PM Wen, who is relinquishing his office later this year after completing two innings as prime minister, has succeeded in leaving a stamp of his shrewd politics in the annals of the Chinese history. His political achievement seems to lie in improving Sino-China relationship on the one hand while on the other also encircling India strategically. PM Wen suggesting that Nepal improves its relation with India and his hope that the country would complete the peace process and constitution writing on its own (without any outside interference), deserve special attention.
This suggestion might have been dropped, like I implied earlier, because we wanted to put Bhattarai on alert vis-à-vis India. One fails to remember Chairman Mao suggesting the-then Prime Minister Tanka Prasad Acharya to have better relations with India as it was in the interest of Nepal.
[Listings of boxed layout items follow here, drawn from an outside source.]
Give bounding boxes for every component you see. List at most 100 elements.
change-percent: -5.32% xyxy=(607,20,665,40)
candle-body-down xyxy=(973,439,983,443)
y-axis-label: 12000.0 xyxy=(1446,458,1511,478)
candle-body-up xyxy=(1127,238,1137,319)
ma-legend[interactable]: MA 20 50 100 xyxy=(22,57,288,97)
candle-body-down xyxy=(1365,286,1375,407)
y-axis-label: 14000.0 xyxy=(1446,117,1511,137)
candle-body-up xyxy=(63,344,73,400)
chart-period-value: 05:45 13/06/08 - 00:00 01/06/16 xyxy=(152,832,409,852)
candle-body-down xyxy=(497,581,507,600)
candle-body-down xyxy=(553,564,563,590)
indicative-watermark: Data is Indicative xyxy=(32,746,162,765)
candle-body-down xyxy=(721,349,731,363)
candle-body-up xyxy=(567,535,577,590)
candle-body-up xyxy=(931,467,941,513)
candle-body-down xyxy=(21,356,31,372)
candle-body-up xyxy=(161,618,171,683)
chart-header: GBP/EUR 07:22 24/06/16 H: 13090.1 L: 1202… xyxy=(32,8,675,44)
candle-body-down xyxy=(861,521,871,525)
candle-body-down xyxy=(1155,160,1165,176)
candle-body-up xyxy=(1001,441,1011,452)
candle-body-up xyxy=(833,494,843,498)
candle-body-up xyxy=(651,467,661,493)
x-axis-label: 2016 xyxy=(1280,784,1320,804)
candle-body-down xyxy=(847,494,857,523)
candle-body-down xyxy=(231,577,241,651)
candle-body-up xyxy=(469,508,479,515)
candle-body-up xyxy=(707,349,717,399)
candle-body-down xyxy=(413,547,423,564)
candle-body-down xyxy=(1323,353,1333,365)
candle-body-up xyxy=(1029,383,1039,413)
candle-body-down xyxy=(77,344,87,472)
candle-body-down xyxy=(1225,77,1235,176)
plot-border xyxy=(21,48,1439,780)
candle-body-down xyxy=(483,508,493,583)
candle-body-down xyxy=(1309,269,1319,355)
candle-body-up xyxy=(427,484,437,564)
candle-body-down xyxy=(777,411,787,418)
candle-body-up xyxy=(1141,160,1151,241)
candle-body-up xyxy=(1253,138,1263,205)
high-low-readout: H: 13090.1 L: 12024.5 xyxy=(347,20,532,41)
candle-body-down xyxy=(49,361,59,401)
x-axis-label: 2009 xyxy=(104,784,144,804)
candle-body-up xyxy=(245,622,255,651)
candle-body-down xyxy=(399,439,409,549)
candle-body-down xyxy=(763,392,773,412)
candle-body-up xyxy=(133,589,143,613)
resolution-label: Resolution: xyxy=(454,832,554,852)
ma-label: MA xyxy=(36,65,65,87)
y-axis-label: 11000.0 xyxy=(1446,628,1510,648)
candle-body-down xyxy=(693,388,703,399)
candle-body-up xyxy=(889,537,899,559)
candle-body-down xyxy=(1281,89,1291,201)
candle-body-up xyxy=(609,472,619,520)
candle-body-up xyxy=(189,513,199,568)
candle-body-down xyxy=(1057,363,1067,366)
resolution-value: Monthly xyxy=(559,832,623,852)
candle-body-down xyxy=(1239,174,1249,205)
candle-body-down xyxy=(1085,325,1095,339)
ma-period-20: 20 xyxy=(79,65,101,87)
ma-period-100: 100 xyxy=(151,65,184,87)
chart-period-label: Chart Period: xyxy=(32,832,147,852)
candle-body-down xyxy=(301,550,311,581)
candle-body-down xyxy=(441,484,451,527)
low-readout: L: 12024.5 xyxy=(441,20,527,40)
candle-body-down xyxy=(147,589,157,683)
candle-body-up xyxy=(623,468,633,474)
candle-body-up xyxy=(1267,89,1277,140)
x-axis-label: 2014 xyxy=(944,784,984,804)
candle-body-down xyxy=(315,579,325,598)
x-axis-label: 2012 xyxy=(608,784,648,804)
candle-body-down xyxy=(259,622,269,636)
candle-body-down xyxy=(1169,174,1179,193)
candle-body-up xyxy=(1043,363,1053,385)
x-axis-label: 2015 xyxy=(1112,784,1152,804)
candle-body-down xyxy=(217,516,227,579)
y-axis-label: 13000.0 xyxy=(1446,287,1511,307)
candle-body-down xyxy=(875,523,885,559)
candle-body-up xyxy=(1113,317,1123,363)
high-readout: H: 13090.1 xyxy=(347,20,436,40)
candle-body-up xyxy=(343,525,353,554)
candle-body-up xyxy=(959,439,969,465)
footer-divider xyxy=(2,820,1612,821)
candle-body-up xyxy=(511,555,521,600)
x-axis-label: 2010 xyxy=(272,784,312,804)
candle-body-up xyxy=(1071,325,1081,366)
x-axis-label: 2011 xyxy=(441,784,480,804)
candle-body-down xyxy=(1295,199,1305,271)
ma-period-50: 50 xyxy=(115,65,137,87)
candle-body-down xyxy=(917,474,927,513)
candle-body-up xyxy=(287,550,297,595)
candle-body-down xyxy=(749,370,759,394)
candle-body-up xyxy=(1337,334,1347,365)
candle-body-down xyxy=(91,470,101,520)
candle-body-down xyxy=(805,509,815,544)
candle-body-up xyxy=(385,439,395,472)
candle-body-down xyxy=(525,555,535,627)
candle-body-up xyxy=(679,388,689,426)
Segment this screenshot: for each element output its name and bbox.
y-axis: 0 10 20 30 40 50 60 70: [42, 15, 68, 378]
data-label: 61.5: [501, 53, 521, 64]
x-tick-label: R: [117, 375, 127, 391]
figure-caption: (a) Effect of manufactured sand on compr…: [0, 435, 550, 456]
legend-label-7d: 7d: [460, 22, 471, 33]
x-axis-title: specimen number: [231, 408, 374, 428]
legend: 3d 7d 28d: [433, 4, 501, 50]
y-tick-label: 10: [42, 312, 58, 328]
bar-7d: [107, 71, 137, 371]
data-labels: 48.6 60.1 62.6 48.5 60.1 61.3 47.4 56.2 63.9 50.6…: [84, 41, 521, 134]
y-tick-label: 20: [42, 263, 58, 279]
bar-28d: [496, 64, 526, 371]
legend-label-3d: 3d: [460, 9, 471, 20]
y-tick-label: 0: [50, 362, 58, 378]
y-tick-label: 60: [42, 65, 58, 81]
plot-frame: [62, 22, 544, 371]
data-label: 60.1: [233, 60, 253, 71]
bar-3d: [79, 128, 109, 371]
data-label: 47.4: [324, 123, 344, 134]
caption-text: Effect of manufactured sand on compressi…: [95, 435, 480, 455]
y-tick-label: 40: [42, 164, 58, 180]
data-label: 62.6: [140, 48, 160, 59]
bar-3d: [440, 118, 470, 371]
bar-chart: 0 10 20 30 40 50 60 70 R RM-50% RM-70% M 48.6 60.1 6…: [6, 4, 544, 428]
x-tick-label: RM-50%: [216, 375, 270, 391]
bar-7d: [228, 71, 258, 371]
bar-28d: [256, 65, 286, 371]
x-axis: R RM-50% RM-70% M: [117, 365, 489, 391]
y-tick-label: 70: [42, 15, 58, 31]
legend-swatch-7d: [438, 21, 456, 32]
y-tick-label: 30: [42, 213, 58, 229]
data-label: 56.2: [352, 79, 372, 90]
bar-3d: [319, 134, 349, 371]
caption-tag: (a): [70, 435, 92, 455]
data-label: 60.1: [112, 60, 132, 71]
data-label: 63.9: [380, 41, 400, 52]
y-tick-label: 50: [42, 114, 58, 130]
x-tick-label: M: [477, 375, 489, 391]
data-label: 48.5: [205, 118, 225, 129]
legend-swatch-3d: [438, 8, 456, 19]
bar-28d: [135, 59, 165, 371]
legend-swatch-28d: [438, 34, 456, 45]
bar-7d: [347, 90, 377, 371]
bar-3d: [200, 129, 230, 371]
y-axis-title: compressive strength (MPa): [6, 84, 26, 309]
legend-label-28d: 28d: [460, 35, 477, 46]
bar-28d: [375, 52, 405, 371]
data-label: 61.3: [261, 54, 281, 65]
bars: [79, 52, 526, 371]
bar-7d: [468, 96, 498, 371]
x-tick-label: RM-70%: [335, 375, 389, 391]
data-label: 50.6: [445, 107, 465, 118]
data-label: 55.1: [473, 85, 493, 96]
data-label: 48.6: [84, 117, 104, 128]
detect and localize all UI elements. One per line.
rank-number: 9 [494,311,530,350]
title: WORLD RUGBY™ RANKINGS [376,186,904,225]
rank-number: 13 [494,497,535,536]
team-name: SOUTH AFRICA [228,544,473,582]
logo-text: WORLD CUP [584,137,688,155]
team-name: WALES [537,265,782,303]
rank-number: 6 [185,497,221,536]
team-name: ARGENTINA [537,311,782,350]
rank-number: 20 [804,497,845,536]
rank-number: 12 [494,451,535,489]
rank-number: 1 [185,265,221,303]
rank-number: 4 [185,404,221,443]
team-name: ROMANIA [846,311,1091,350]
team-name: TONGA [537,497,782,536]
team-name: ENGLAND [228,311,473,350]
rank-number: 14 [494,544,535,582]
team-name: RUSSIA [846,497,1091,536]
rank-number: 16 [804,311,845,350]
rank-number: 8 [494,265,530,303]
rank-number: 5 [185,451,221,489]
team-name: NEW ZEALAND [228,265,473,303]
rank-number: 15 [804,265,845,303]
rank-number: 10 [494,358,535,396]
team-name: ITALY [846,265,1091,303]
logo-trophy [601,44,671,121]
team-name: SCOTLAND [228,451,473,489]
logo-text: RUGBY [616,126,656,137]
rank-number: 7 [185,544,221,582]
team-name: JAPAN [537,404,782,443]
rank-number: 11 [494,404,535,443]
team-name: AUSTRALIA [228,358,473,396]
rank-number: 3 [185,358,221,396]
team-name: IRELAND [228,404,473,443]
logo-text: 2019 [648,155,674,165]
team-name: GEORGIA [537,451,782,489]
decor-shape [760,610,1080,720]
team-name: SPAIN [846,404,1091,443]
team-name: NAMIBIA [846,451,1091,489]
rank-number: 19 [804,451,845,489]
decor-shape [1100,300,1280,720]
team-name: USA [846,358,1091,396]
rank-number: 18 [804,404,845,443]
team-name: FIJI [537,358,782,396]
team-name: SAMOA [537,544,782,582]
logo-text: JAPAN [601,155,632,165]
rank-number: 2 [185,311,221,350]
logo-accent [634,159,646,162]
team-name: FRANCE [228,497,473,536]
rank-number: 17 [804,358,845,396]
But the China of Mao is not the China of Wen Jiabao. The visits of various Chinese delegations almost on a monthly basis show Nepal is increasingly important to China strategically.
Against the backdrop of the rising cases of self-immolations of Tibetan Buddhists and Uighur Muslims in China, the Free Tibetan Movement, allegedly sponsored by foreign powers, could hardly be considered a priority necessitating such an untimely high level visit. Of late China seems to be enthusiastic on establishing rail links to Lumbini, the birthplace of Lord Buddha. But why?
Surely, the communists of China, who are without any religion, are not going to visit the place for its religious significance. It may, however, have strategic importance for China. Hence, PM Wen’s visit was rescheduled, as the Chinese are increasingly impatient to connect themselves with Lumbini in a cultural garb, with the ultimate goal of establishing a watching post to keep an eye on India and carefully weigh the southern neighbor’s role in Nepal.